Direct output of the texture doesn't really convey the "wave" aspect (see the Shadertoy texture below for a different presentation):
This encodes an FFT frequency analysis represented as a relative magnitude calculation. This data is "subtle" and will probably benefit from boosting the strength with a multiplier. Most shaders using frequency data respond better to the "stronger" signals in the decibel representation.
This is a full-width history texture. The most recent data is at y 0.0, x 0.0 is the lowest frequency (20Hz), and x 1.0 is the highest frequency (20kHz). Increasing the y axis moves backwards in time. According to calculations you can find in the eyecandy wiki, the bass range (100Hz or lower) most commonly used for simple beat detection will occupy the 0.0 to 0.1 area of the texture.
Without magnification, it can be difficult to see this texture at all:
This encodes an FFT frequency analysis represented as decibel level. This data has strong signals compared to the FFT magnitude calculation.
This is a full-width history texture. The most recent data is at y 0.0, x 0.0 is the lowest frequency (20Hz), and x 1.0 is the highest frequency (22.5kHz). Increasing the y axis moves backwards in time.
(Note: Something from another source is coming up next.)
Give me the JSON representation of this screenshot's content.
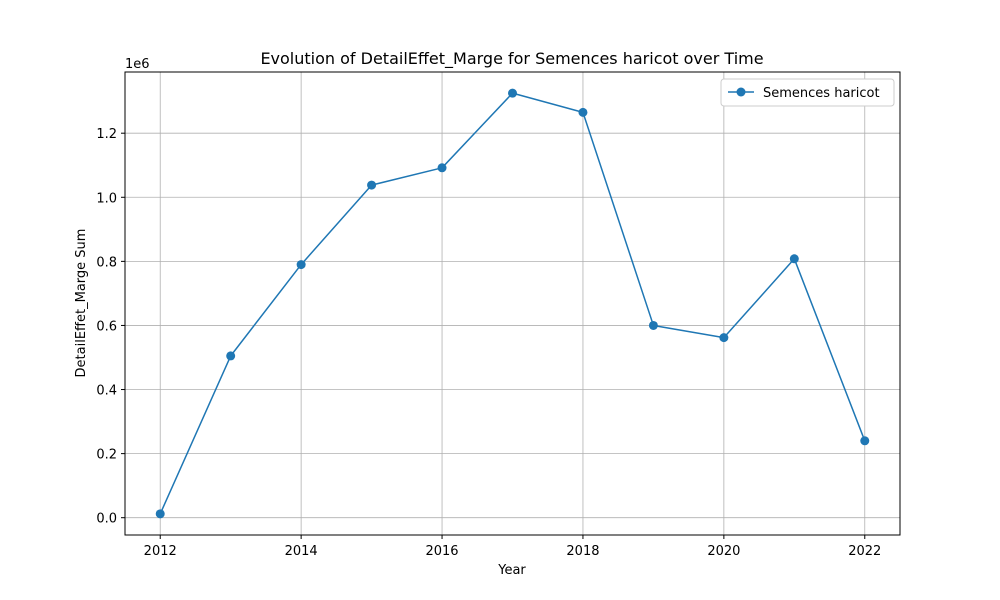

According to calculations you can find in the eyecandy wiki, the bass range (100Hz or lower) most commonly used for simple beat detection will occupy the 0.0 to 0.1 area of the texture.
The decibel frequency representation is much easier to see:
This is a non-history texture intended to match the audio data provided by the Shadertoy website, which means there are two rows of data. The y 0.5 row represents frequency decibel data with post-processing similar to the way the browser WebAudio API works, and the y 0.75 row represents the raw PCM wave data. For the decibel data, only the lower-Hz half of the frequency spectrum is represented (about 11kHz and lower).
The PCM wave data should be in the normalized (0.0 to 1.0) range, with 0.5 representing perfect silence. However, in version 3.0 and earlier (and the eyecandy library version 2.0.5 and earlier) the PCM wave data is -1.0 to +1.0. This was corrected in the 3.0.1 release. Very few Shadertoy visualizations use PCM wave data (and the couple from Volt's Laboratory use it in ways that are unaffected by the "wrong" representation).
The eyecandy demo for this texture separately draws the PCM wave data in red and the decibel-like WebAudio frequency data in red.
This combines four audio representations into a single texture buffer.
All four RGBA channels are used:
- red is RMS volume
- green is raw PCM wave data
- blue is frequency magnitude
- alpha is frequency decibels
This is a full-width history texture.
This is an approximation of the output from the browser WebAudio API. It's based on a frequency decibel calculation, but it employs an odd time-domain smoothing which is sort of a slow-motion representation of frequency changes. Apart from that, it's just like AudioTextureFrequencyDecibelHistory
in terms of represented frequency ranges and the bass range occupying approximately 0.0 to 0.1.
This is a full-width history texture.
It may be difficult to see in this thumbnail, but directly viewing the texture has a sort of "smeared" look compared to clean, true decibel data.